The pipeline, currently under construction, will connect western North Dakota to the Energy Transfer Crude Oil Pipeline Project (ETCOP) in Patoka, Illinois. From there, it will connect to the Nederland and Port Arthur, Texas, area, where refiners including Valero Energy, Total and Motiva Enterprises operate some of the largest U.S. refining facilities.

“That’s a better and cheaper path than going out West and down through the Rockies,” said Bernadette Johnson, managing partner at Ponderosa Advisors LLC, an energy advisory based in Denver.

CHEAPER THAN RAIL

Moving crude by pipeline is generally cheaper than using railcars. The flagging U.S. crude-by-rail industry already is moving only half as much oil as it did two years ago: volumes peaked at 944,000 bpd in October 2014, but were around just 400,000 bpd in May, according to the U.S. Energy Department.

Rail transport has become less economical for East and West Coast refiners when compared with importing Brent crude, the foreign benchmark, because declining supply out of North Dakota made that grade of oil less affordable.

“If you look at the Brent to Bakken arb, it’s tight,” said Afolabi Ogunnaike, a senior refining analyst at Wood Mackenzie in Houston. “If you look at the spot rate, it’s uneconomical to move crude by rail right now.”

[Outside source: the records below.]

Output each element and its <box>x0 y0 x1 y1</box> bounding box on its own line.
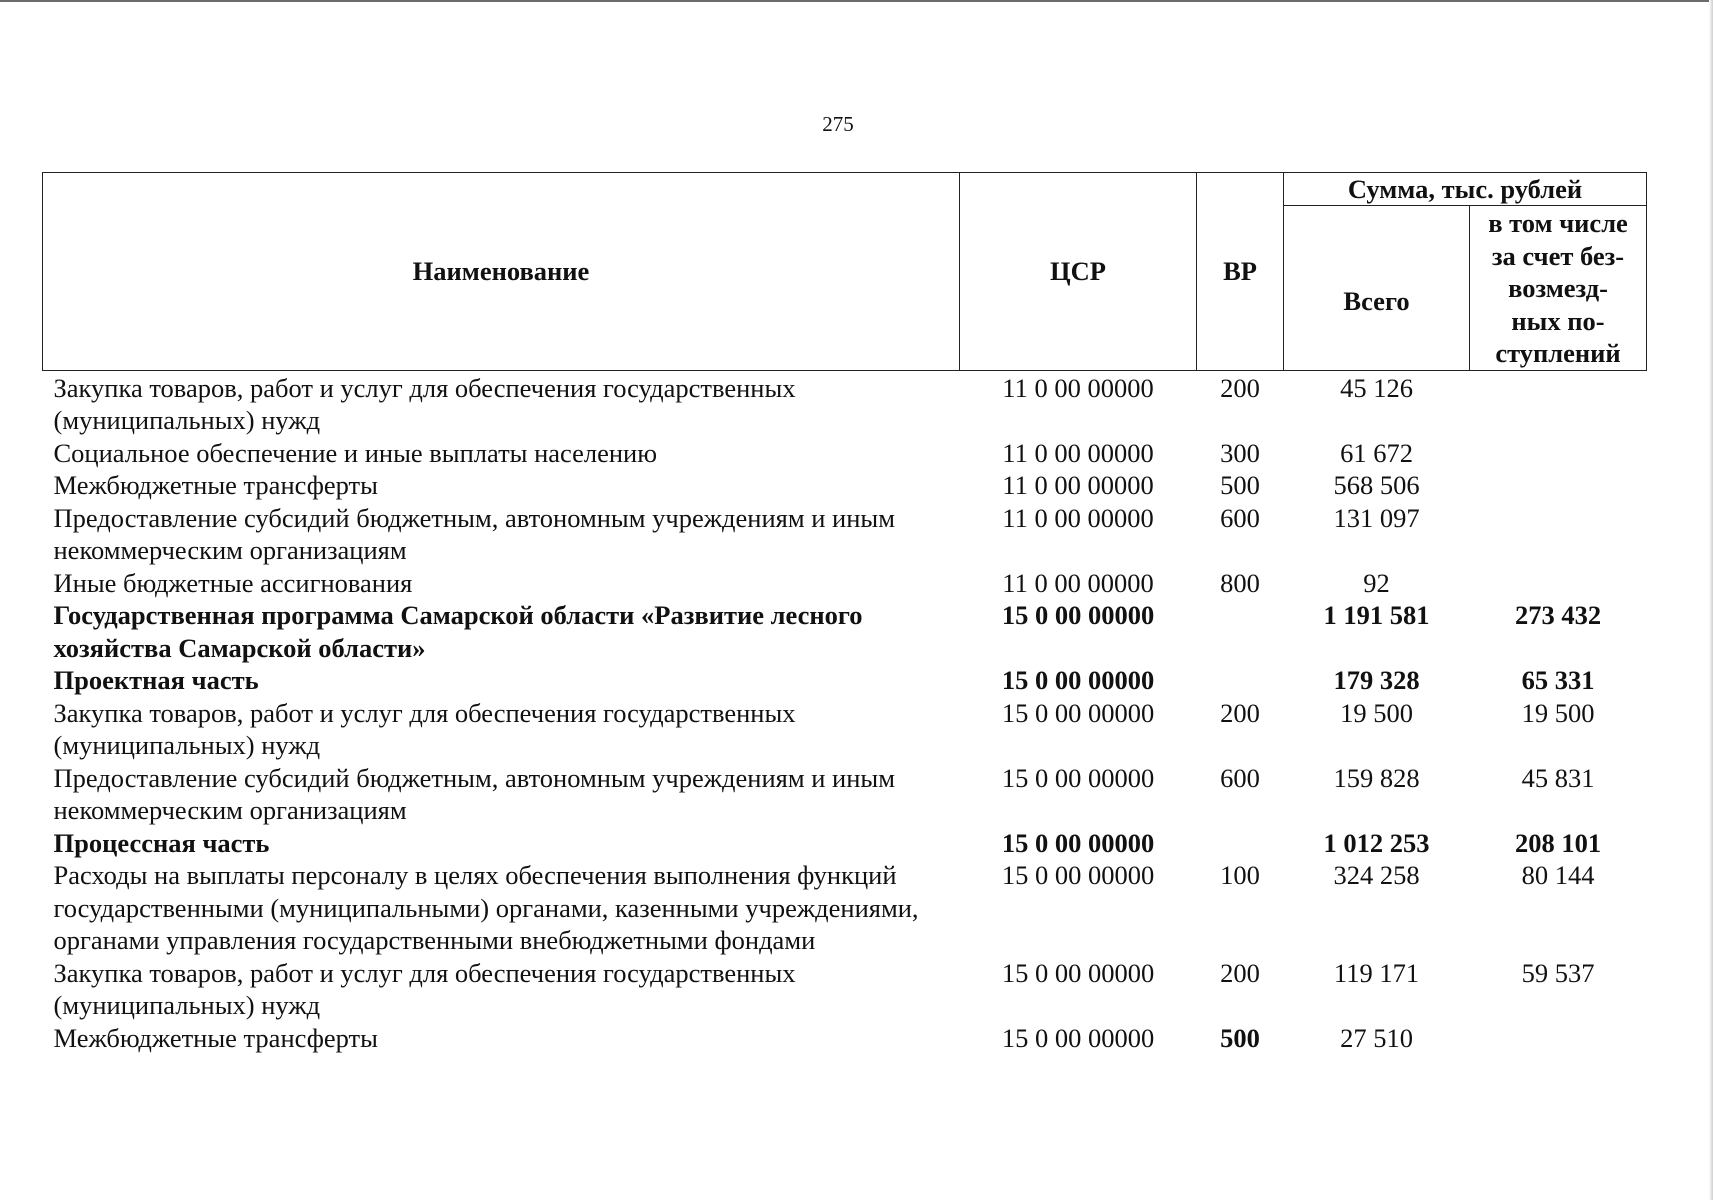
scan-border-top <box>0 0 1713 2</box>
table-row <box>43 469 1647 502</box>
row-free-cell <box>1470 502 1647 567</box>
row-vr-cell: 200 <box>1220 697 1260 728</box>
row-name-cell: Предоставление субсидий бюджетным, автономным учреждениям и иным некоммерческим организациям <box>53 762 895 825</box>
row-csr-cell: 15 0 00 00000 <box>1001 1022 1155 1053</box>
row-free-cell: 19 500 <box>1521 697 1595 728</box>
row-name-cell: Закупка товаров, работ и услуг для обеспечения государственных (муниципальных) нужд <box>53 372 796 435</box>
table-row <box>43 437 1647 470</box>
row-name-cell: Расходы на выплаты персоналу в целях обеспечения выполнения функций государственными (муниципальными) органами, казенными учреждениями, органами управления государственными внебюджетными фондами <box>53 860 919 955</box>
row-vr-cell: 500 <box>1220 1022 1260 1053</box>
row-name-cell: Закупка товаров, работ и услуг для обеспечения государственных (муниципальных) нужд <box>53 697 796 760</box>
row-name-cell: Закупка товаров, работ и услуг для обеспечения государственных (муниципальных) нужд <box>53 957 796 1020</box>
row-total-cell: 19 500 <box>1340 697 1413 728</box>
row-vr-cell: 800 <box>1220 567 1260 598</box>
row-free-cell: 59 537 <box>1521 957 1595 988</box>
row-csr-cell: 15 0 00 00000 <box>1001 860 1155 890</box>
table-row <box>43 957 1647 1022</box>
header-incl-free: в том числе за счет без- возмезд- ных по- ступлений <box>1470 206 1647 371</box>
row-name-cell: Процессная часть <box>53 827 270 858</box>
header-vr: ВР <box>1197 173 1284 371</box>
row-total-cell: 1 191 581 <box>1323 600 1430 630</box>
table-row <box>43 370 1647 437</box>
row-total-cell: 324 258 <box>1333 860 1420 890</box>
header-total: Всего <box>1284 206 1470 371</box>
header-sum-group: Сумма, тыс. рублей <box>1284 173 1647 206</box>
row-free-cell: 273 432 <box>1514 600 1602 630</box>
table-row <box>43 599 1647 664</box>
header-csr: ЦСР <box>960 173 1197 371</box>
row-csr-cell: 15 0 00 00000 <box>1001 762 1155 793</box>
row-vr-cell: 500 <box>1220 470 1260 500</box>
row-free-cell <box>1470 437 1647 470</box>
row-vr-cell: 100 <box>1220 860 1260 890</box>
row-total-cell: 568 506 <box>1333 470 1420 500</box>
page-number: 275 <box>822 112 854 136</box>
row-total-cell: 92 <box>1363 567 1390 598</box>
row-vr-cell <box>1197 827 1284 860</box>
row-total-cell: 61 672 <box>1340 437 1413 468</box>
row-total-cell: 159 828 <box>1333 762 1420 793</box>
row-csr-cell: 11 0 00 00000 <box>1002 502 1154 533</box>
table-row <box>43 1022 1647 1055</box>
row-name-cell: Межбюджетные трансферты <box>53 470 378 500</box>
row-csr-cell: 15 0 00 00000 <box>1001 665 1155 695</box>
table-row <box>43 502 1647 567</box>
row-vr-cell: 300 <box>1220 437 1260 468</box>
row-vr-cell: 600 <box>1220 502 1260 533</box>
row-csr-cell: 11 0 00 00000 <box>1002 437 1154 468</box>
row-vr-cell: 200 <box>1220 372 1260 403</box>
row-total-cell: 179 328 <box>1333 665 1420 695</box>
scan-border-right <box>1709 0 1713 1200</box>
row-free-cell: 80 144 <box>1521 860 1595 890</box>
row-csr-cell: 11 0 00 00000 <box>1002 567 1154 598</box>
row-free-cell <box>1470 469 1647 502</box>
row-total-cell: 1 012 253 <box>1323 827 1430 858</box>
row-total-cell: 119 171 <box>1333 957 1420 988</box>
row-csr-cell: 15 0 00 00000 <box>1001 957 1155 988</box>
row-name-cell: Иные бюджетные ассигнования <box>53 567 413 598</box>
row-free-cell: 208 101 <box>1514 827 1602 858</box>
table-body <box>43 370 1647 1054</box>
row-total-cell: 45 126 <box>1340 372 1413 403</box>
row-free-cell: 65 331 <box>1521 665 1595 695</box>
budget-table <box>42 172 1647 1054</box>
row-free-cell <box>1470 1022 1647 1055</box>
table-row <box>43 762 1647 827</box>
row-name-cell: Государственная программа Самарской области «Развитие лесного хозяйства Самарской области» <box>53 600 863 663</box>
row-name-cell: Межбюджетные трансферты <box>53 1022 378 1053</box>
row-vr-cell <box>1197 599 1284 664</box>
row-name-cell: Предоставление субсидий бюджетным, автономным учреждениям и иным некоммерческим организациям <box>53 502 895 565</box>
table-row <box>43 859 1647 957</box>
row-csr-cell: 15 0 00 00000 <box>1001 827 1155 858</box>
table-row <box>43 827 1647 860</box>
row-total-cell: 131 097 <box>1333 502 1420 533</box>
table-row <box>43 567 1647 600</box>
row-free-cell: 45 831 <box>1521 762 1595 793</box>
row-free-cell <box>1470 567 1647 600</box>
row-name-cell: Социальное обеспечение и иные выплаты населению <box>53 437 658 468</box>
table-header <box>43 173 1647 371</box>
row-vr-cell <box>1197 664 1284 697</box>
row-total-cell: 27 510 <box>1340 1022 1413 1053</box>
row-csr-cell: 15 0 00 00000 <box>1001 697 1155 728</box>
header-name: Наименование <box>43 173 960 371</box>
row-csr-cell: 11 0 00 00000 <box>1002 470 1154 500</box>
table-row <box>43 697 1647 762</box>
row-csr-cell: 15 0 00 00000 <box>1001 600 1155 630</box>
row-name-cell: Проектная часть <box>53 665 259 695</box>
table-row <box>43 664 1647 697</box>
row-free-cell <box>1470 370 1647 437</box>
row-csr-cell: 11 0 00 00000 <box>1002 372 1154 403</box>
row-vr-cell: 600 <box>1220 762 1260 793</box>
row-vr-cell: 200 <box>1220 957 1260 988</box>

Ponderosa Advisors estimated that the start-up of the pipeline could reroute an additional 150,000 to 200,000 bpd currently carried by rail to the U.S. East Coast and Gulf Coast.

Crude imports into the East Coast are now on the rise, averaging 788,000 bpd this year, with nearly 960,000 bpd in July, the highest level in three years, according to Thomson Reuters data.

On the West Coast, refiners like Shell, Tesoro and BP may have to commit to some railed volumes for longer because of shipping constraints, although it will largely depend on rail economics. They also face declining output from California and Alaska.

Tesoro’s top executive Gregory Goff told analysts and investors last week he expects rail costs to drop as much as 40 percent from the current $9-to-$10 barrel cost to compete with pipelines, in order to move Bakken to its Anacortes, Washington, refinery.

CHANGING TIDES

Rail companies have been trying to adapt. CSX Corp, which runs a network of lines in the eastern part of the country, said it was evaluating potential impacts of the pipeline. BNSF Railway declined to discuss future freight movements, but said that at its peak, it transported as many as 12 trains daily filled with crude, primarily from the Bakken. Today, it is moving less than half of that.

In a recent earnings call, midstream player Crestwood Equity Partners said it was working to capitalize on the pipeline and not be dependent on loading crude barrels onto trains. That includes building an interconnection to its 160,000 barrel-per-day COLT crude rail facility in North Dakota.

As refiners bring in more barrels from overseas, Brent’s premium over U.S. crude will eventually widen. On Thursday, December Brent futures settled at a 97-cent premium to U.S. crude, one of its widest premiums this year.

Separately, Bakken crude, a light barrel, could rise further due to the additional competition, especially as production is still falling. Bakken differentials hit a six-month low earlier this week of $2.65 a barrel below WTI, according to Reuters data, but rose to a $1.80 a barrel discount by Thursday.